Change to AWS IAM Role Trust Policy Evaluation

[lkolchin]

With the latest changes to role's self-assumption (https://aws.amazon.com/blogs/security/announcing-an-update-to-iam-role-trust-policy-behavior/)
AWS is warning about the need in Change to AWS IAM Role Trust Policy Evaluation

I think there is a case of - some Lambda functions call sts:AssumeRole with the target role being the very same role that the Lambda function has already been provided as part of its configuration. for
arn:aws:iam::xxxx:role/OrganizationAccountAccessRole

OrganizationAccountAccessRole - is configured in

      let account = new Account(this, key, {
        accountName: value.accountName,
        email: value.email,
        importOnDuplicate: true,
        iamUserAccessToBilling: IamUserAccessToBilling.ALLOW,
        roleName: value.assume_role_name,
        parent: ousMap.get(value.parent),
      });

Here is the email from AWS:

Hello,

After carefully considering feedback from customers, AWS Identity and Access Management (IAM) is changing an aspect of how role trust policy evaluation behaves when a role assumes itself. Please read further to understand this change and actions you may need to take before February 15, 2023.
​
Beginning September 21, 2022, a role trust policy must explicitly grant permission to the principals, including the role itself, that need to assume it under the specified conditions. This change improves consistency with how other AWS resource policies behave and increases visibility into role assumption behavior.

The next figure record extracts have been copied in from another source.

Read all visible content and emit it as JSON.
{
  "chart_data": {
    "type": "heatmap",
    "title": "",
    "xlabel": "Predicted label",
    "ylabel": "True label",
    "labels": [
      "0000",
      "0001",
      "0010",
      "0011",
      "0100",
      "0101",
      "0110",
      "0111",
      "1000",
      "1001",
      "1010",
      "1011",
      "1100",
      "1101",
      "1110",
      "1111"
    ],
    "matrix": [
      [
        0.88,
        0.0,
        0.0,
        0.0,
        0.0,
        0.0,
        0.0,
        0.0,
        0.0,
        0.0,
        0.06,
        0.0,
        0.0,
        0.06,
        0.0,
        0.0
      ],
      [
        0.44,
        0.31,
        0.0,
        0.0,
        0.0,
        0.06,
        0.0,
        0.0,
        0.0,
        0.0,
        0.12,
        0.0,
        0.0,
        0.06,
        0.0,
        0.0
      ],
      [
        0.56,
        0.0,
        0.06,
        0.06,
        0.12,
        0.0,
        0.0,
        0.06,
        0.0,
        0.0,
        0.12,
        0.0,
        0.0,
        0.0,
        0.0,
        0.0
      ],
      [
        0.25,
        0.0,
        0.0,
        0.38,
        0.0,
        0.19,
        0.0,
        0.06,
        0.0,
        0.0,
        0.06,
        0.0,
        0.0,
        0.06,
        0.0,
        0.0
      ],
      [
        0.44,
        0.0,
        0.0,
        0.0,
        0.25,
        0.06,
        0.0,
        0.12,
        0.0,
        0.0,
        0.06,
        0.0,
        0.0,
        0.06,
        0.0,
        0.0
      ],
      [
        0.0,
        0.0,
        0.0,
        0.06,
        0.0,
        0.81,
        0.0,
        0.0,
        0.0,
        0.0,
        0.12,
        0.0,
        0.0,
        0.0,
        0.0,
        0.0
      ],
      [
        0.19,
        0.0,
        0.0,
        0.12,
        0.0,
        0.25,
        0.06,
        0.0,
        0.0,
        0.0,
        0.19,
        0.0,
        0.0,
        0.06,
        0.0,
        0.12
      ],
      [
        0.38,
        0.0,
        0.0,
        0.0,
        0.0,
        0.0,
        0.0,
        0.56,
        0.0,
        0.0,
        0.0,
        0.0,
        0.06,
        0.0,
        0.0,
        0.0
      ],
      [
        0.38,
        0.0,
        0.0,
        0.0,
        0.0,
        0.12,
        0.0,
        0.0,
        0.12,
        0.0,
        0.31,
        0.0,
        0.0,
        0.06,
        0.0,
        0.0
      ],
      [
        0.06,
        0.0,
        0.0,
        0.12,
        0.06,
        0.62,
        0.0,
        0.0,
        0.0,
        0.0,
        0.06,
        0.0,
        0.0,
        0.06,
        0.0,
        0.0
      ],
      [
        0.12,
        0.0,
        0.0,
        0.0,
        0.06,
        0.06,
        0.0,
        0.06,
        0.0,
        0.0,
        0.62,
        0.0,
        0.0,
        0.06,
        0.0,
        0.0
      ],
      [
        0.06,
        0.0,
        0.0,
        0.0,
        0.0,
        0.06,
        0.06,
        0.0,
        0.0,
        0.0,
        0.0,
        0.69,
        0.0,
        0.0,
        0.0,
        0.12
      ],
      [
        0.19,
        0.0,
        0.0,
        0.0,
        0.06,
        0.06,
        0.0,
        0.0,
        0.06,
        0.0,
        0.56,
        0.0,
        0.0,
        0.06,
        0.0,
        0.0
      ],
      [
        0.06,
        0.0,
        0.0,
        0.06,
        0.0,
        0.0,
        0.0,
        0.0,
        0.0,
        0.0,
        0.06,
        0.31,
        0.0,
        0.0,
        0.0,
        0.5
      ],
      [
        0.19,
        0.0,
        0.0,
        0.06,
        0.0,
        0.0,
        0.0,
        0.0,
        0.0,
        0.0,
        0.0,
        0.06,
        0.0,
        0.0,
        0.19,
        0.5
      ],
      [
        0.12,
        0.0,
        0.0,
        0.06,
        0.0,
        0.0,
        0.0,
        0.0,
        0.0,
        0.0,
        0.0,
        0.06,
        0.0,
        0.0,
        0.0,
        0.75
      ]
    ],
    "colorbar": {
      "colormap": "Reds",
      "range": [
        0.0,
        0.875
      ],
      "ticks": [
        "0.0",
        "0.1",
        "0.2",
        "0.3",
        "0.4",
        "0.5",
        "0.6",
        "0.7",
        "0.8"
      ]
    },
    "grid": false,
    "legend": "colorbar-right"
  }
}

We are contacting you because our data suggests that your AWS account may have one or more IAM Roles that assumes itself based on the permissions and conditions in its identity-based policy without explicitly granted permission in its role trust policy. No roles in your AWS account beyond those shown at the end of the notification exhibit potential for this behavior.

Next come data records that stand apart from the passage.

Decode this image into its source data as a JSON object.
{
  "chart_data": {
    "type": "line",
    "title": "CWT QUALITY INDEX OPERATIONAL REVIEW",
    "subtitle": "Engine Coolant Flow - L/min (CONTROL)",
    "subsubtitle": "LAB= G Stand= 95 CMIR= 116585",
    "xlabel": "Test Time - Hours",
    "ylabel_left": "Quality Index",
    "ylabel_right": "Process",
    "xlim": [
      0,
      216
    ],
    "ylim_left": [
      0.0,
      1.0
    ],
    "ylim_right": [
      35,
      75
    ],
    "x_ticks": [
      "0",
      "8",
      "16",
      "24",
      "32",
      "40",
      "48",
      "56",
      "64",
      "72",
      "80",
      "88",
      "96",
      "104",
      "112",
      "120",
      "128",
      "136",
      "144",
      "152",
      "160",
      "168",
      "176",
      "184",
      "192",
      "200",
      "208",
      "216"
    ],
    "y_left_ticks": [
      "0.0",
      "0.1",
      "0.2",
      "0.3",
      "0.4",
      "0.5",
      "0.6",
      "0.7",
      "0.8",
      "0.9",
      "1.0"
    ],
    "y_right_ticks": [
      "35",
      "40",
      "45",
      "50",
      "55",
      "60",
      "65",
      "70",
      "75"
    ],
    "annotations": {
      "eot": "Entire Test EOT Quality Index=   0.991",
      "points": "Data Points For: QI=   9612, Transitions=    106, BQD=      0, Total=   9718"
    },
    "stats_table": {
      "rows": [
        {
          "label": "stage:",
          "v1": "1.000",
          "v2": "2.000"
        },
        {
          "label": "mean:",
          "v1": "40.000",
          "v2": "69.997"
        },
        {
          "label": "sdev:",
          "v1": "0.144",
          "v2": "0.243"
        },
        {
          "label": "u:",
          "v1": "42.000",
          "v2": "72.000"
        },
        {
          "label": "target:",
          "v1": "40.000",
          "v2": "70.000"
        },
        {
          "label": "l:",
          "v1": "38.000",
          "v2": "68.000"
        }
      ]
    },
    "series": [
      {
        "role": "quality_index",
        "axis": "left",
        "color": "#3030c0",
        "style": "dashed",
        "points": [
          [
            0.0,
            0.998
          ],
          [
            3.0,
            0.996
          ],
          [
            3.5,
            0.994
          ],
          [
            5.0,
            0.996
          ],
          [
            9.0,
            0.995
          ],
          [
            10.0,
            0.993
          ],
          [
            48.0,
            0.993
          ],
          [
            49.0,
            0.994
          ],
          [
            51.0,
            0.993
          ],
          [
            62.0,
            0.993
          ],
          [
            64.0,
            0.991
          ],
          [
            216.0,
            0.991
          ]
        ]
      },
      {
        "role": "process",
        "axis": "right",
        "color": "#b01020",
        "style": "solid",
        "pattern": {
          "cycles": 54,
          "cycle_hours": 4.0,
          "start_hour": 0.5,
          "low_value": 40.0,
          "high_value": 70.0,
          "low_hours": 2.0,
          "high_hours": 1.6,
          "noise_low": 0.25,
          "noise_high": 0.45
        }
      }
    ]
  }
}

You should see no immediate impact due to the change, because these roles have been allow-listed to continue to behave as before. You may continue to use your existing configuration for the roles listed previously until February 15, 2023. We are allowing time for you to make any necessary changes to existing processes, code, or configuration in preparation for enforcement of an explicit permission grant in the role trust policy. If maintaining the existing behavior of your code is important for your use case, a role can continue to assume itself after February 15, 2023, by updating its role trust policy to explicitly trust the role itself.

After February 15, 2023, all roles that attempt to assume themselves will fail with an access denied error, unless the role trust policy explicitly grants the permission and the conditions and actions are satisfied.

In support of your efforts to address this behavior change in your account, we are providing additional guidance and details in the blog post "Announcing an Update to IAM Role Trust Policy Behavior" [1]. The blog discusses the most common use cases where roles are observed assuming themselves and how you can change your code or configuration prior to February 15, 2023.

For assistance with adding new roles to or removing existing roles from the list shown previously, please contact AWS Support [2].

[1] https://aws.amazon.com/blogs/security/announcing-an-update-to-iam-role-trust-policy-behavior/
[2] https://aws.amazon.com/support

The following are your affected IAM Roles:
arn:aws:iam::123456789012:role/OrganizationAccountAccessRole

[pflorek]

Hey @lkolchin ,

the role name OrganizationAccountAccessRole is the default that will be created by the AWS Organization API call. It's used by the custom resource only as a parameter. Every lambda used has it's own role and shouldn't try to self assume.

cdk-organizations/src/account-provider/on-event-handler.lambda.ts

Lines 25 to 29 in 23929b0

	.createAccount({
	Email: Email,
	AccountName: AccountName,
	RoleName: RoleName,
	IamUserAccessToBilling: IamUserAccessToBilling,

If I read Announcing an update to IAM role trust policy behavior they mention to inspect the CloudTrail logs. Can you provide more insights which lambda / resource is using OrganizationAccountAccessRole?